When asked if he’d experienced any flashpoints with him along the way, Leupen replied: “We saw a few sparks, but generally I think somebody like who he is, you’re not easy-going, you’ll always have your edges. It was just a few sparks, but I can’t confirm anything that others spoke about him in the past. I don’t know those people well.
“But we’ve enjoyed having someone of his form, his standing. It was good, and the journey comes to an end at the moment. He says he wants to return [in the future], why not?”
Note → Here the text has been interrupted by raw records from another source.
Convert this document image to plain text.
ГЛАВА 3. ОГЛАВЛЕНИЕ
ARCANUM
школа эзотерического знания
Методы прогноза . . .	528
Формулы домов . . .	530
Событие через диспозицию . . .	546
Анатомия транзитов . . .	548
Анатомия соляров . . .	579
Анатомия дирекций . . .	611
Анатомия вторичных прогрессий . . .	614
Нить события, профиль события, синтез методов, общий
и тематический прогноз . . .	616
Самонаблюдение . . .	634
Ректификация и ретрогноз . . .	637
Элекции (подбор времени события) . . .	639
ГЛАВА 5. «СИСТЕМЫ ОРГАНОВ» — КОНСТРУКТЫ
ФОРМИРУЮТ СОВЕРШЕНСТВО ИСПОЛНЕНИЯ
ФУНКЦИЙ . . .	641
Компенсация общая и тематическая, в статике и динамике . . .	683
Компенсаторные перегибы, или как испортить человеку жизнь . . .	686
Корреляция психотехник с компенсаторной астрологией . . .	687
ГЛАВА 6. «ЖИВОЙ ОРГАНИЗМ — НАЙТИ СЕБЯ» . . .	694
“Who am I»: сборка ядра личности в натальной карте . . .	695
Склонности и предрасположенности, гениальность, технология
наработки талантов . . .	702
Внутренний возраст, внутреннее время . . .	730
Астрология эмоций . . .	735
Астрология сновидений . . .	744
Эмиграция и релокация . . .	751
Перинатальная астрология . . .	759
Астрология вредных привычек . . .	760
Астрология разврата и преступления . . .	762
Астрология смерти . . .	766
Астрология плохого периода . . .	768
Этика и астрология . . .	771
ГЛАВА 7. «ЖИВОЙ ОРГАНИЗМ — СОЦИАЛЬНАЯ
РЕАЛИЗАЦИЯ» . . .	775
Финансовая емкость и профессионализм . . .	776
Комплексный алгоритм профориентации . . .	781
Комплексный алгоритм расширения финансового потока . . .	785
When pushed about whether strategy calls – such as that in China when the #8 car was much faster but lost the win getting stuck behind a safety car – caused those “sparks”, Leupen replied: “Sometimes yes, [it] explains things, also you might take an approach of ‘take it or leave it’ – but what’s always been very clear to all the drivers, not just Fernando, that the team effort is the most important.
“There are situations where you might not be happy because the team has done a call with a certain strategy, but you can also have situations where you are lucky or unlucky. If Car 7 was more lucky then they might have won one or two races more; if Car 8 was less lucky then they might have lost one or two.”